The leader of the Ilankai Tamil Arasu Kachchi (ITAK) and parliamentarian Sivagnanam Shritharan recently met the Bharatiya Janata Party’s Tamil Nadu state president, Nainar Nagenthran in India during a three-day visit in which discussions centred on the political and livelihood challenges facing Tamils in the North-East of Sri Lanka.

According to a statement issued by MP Shritharan, the talks ranged across a number of contemporary issues confronting the Tamil people among them the demolition of ancestral Tamil Hindu temples and the construction of Buddhist viharas in their place, the skeletal remains being exhumed at the Chemmani mass grave, and efforts to secure justice for the alleged genocide committed against the Tamil people.

The statement said the two sides had also discussed a lasting settlement to the Tamil national question.

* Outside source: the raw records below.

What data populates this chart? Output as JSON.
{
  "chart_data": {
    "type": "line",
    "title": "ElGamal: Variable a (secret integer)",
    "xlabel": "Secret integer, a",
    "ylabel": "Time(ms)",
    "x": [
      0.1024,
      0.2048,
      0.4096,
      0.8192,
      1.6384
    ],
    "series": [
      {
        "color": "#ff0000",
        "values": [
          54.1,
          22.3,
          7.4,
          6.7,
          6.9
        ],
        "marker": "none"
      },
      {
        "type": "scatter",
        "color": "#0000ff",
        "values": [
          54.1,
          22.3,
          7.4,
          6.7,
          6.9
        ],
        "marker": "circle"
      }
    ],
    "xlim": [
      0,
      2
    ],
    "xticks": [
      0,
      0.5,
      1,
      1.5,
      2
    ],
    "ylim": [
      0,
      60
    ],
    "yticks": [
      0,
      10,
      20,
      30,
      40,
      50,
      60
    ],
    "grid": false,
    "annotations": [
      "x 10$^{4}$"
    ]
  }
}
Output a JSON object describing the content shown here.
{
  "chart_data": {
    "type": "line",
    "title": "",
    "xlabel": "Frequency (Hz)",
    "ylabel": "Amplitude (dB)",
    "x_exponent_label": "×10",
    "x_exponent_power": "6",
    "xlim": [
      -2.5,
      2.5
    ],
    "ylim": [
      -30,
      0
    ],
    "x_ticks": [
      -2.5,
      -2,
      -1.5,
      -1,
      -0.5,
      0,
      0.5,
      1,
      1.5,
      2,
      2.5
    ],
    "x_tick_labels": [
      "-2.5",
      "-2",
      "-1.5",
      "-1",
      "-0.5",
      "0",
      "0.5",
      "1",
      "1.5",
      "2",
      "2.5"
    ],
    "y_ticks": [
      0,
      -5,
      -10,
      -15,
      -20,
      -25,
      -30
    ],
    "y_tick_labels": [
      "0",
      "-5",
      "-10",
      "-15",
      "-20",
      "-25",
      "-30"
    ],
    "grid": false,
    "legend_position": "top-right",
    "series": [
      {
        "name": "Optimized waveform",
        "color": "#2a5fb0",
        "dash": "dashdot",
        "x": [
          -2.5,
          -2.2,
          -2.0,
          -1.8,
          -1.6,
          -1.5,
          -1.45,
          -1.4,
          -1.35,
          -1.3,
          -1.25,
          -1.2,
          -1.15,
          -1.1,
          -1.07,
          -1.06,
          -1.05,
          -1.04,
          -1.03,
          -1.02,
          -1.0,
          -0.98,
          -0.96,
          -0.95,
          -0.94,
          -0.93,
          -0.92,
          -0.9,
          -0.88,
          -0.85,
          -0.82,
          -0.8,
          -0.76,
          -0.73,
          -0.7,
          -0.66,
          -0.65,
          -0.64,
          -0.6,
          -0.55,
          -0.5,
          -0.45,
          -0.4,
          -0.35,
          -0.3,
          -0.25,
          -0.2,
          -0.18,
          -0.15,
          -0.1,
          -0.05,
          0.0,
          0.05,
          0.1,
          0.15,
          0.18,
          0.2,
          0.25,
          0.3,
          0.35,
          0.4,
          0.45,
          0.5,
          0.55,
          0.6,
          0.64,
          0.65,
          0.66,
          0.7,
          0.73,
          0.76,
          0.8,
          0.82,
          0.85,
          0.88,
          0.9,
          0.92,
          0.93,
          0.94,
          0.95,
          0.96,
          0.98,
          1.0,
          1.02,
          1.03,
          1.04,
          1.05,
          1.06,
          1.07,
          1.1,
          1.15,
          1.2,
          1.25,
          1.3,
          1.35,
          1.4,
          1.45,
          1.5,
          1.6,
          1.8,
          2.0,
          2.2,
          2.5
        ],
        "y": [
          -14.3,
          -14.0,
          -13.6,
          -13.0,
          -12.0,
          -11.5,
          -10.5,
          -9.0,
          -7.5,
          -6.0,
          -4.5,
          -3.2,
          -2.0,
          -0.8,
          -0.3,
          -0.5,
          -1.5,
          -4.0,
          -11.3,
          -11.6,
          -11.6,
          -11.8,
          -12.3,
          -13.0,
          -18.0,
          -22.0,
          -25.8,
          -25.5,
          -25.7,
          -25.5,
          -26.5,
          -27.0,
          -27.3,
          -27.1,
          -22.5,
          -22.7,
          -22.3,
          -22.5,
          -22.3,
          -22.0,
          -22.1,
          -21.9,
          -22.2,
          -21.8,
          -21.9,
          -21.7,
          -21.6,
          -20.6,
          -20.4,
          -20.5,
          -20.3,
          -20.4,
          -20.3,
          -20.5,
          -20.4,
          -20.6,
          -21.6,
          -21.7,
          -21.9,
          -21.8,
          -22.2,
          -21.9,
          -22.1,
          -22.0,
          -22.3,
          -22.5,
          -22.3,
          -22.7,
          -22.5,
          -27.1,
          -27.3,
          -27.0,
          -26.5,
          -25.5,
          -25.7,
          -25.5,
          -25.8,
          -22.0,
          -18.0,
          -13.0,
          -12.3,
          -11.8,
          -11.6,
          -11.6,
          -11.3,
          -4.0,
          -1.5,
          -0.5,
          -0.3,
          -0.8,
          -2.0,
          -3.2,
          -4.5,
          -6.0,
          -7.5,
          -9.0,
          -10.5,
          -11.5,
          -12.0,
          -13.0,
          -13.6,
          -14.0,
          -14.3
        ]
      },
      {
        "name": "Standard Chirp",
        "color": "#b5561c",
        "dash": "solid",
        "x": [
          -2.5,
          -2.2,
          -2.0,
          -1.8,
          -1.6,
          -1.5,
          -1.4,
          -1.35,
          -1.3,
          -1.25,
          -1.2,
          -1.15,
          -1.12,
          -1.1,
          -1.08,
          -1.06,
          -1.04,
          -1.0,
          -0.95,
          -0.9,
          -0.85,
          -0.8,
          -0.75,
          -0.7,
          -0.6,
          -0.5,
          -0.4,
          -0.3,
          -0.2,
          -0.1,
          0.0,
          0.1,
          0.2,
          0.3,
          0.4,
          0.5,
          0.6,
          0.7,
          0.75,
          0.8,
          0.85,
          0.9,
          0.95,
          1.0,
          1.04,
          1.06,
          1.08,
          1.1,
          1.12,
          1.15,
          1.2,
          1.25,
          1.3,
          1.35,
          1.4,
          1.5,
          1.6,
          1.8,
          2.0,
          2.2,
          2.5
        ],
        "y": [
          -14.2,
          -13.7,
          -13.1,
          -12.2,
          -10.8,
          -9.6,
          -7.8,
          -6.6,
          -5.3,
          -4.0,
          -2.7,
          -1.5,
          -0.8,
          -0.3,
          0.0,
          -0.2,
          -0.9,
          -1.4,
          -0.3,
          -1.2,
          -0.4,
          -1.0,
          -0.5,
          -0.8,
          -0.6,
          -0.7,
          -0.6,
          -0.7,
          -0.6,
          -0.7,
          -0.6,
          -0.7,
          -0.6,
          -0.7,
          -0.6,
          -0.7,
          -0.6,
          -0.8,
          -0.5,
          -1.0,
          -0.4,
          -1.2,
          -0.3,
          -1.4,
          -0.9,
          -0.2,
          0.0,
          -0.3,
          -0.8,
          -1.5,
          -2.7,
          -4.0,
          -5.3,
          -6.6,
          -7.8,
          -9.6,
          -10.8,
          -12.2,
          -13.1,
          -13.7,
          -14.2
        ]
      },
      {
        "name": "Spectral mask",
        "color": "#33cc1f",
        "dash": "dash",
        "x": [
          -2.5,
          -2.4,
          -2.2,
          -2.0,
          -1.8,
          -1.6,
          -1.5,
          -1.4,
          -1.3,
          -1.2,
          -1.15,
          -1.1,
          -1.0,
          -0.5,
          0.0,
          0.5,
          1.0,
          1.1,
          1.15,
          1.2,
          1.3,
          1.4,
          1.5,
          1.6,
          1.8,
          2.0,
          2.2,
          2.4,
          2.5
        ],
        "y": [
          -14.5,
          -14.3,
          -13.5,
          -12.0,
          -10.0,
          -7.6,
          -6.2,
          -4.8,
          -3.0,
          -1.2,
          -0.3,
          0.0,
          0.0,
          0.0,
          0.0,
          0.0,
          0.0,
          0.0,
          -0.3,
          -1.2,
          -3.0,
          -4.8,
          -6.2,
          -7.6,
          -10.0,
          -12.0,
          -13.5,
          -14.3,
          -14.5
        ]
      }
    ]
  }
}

“There was an extensive exchange of views between both sides on a permanent political solution for the Eelam Tamils and the political aspirations of the Tamil people.”

The two had agreed to continue such meetings and consultations in future, the statement added, and Shritharan was hosted for lunch during the visit.

Also present was the veteran Tamil political figure K. S. Radhakrishnan, described in the statement as having more than fifty years of experience in Tamil political affairs, along with the BJP’s Tamil Nadu state secretary and several senior party representatives.

Nagenthran, a former Tamil Nadu state minister, has headed the BJP’s Tamil Nadu unit since April 2025 and is leading the party’s bid to unseat the governing DMK in the state.